If you care for someone with Multiple Sclerosis, you know life can be like a commercial kitchen with all the burners lit up. But, for sanity’s sake, its important to follow Twain’s advice and not expect every stove to be hot. Another saying (related to paranoia) is, “just because you worry about something, doesn’t mean it won’t happen.”
Me, I’m not a worrier by nature. But when I do find myself worrying about something, it’s usually not something I’m only imagining might happen. When I worry, it’s usually about things that have actually already happened, things that I know could happen again with similar or even worse consequences.
A good example occurred last week as I was driving home for lunch. The drive takes me just a few minutes, but on the way home, I thought about the fact that I had been in meetings all morning long and hadn’t talked with my wife. She had still been asleep when I left the house to drop the girls off at school. After dropping them off, I went to work and straight into meetings. We had not talked all morning! Then, an almost positive thought, “Of course, she’s alright.”
During the next few minutes as I drove home, I worked through a small list of things I worry about when we’ve not touched base frequently enough: What if she fell and knocked herself out? What if she were cutting veggies and cut herself? What if she stumbled in the yard walking Einstein? What if she got her medicines mixed up?

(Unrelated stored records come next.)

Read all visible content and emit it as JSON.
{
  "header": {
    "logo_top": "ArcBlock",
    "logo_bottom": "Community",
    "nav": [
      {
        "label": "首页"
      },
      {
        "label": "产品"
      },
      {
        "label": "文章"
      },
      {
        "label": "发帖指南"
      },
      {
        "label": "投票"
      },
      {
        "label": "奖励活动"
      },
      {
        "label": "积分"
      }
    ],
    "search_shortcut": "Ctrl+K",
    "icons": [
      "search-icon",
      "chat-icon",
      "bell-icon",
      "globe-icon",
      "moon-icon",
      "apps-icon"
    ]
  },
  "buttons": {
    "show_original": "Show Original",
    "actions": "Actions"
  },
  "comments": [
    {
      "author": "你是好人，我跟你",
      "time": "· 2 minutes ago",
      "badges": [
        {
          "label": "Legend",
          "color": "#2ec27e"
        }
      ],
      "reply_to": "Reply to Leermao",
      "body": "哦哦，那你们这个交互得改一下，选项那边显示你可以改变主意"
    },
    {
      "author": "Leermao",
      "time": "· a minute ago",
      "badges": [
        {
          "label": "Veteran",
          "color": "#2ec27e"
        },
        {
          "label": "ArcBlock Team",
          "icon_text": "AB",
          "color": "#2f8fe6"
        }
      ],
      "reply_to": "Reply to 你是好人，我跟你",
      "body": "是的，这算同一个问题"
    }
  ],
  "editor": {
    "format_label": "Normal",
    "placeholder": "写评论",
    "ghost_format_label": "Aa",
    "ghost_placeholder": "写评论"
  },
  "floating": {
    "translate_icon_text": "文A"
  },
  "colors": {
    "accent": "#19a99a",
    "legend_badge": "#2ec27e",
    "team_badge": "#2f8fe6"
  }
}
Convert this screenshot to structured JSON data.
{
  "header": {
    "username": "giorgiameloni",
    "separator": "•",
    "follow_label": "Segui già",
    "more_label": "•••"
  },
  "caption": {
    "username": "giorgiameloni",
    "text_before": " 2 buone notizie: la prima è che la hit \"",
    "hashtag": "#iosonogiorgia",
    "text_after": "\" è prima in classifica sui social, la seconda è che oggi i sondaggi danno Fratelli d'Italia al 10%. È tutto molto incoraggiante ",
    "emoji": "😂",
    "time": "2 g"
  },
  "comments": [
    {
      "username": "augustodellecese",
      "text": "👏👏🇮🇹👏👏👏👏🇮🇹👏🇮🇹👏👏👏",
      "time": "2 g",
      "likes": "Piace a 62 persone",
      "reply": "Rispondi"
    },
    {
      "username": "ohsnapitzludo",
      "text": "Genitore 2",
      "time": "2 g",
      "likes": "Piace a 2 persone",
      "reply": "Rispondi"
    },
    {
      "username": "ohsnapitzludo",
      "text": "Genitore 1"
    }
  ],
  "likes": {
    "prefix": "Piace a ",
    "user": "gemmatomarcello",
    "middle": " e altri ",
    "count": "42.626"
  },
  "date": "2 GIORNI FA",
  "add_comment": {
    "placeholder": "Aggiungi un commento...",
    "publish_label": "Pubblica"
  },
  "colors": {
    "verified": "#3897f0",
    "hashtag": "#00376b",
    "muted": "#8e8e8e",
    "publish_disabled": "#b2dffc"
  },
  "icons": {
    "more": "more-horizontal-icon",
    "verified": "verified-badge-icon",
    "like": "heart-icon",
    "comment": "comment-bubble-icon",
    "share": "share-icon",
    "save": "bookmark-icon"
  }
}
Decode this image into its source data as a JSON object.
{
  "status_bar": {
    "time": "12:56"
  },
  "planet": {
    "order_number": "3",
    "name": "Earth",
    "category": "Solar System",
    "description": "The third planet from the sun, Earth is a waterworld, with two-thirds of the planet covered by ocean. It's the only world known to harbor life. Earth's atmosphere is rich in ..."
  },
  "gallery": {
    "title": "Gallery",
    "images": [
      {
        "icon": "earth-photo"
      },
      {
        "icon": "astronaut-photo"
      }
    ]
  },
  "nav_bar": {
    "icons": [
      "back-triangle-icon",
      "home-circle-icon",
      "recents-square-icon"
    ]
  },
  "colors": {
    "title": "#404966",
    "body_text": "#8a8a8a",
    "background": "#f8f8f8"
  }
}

I’m fairly rational and I find that to be a useful characteristic for managing these little worries. First, I go to statistics. I think about probability and rationalize like this, “She’s fallen in the last 12 months, so the odds are against that.” Second, I go to what I know about her habits and behaviors, “She never cuts veggies in the morning,” or “she has her meds so well organized, she can’t mix them up.”
But even with those effective “anti-worry” techniques, I’m always so relieved to arrive home and find she’s fine, that I’m grateful for the grace and enjoy a longer “welcome home” hug. And, “besides”, I tell myself, “nothing ever happens if I worry about it!”
Caregivers Tip: It’s human nature to worry about things that might happen to a loved one. Think of little worries as reminders to fix what you can to prevent the thing you worry about from happening. If you worry about a fall in the shower, install secure, grab bars and antislip strips in the shower. And find your own brain games for dealing with little worries. Because you’re going to have them. Try thinking rationally, using probability, and considering what you know about your loved one’s habits and behaviors.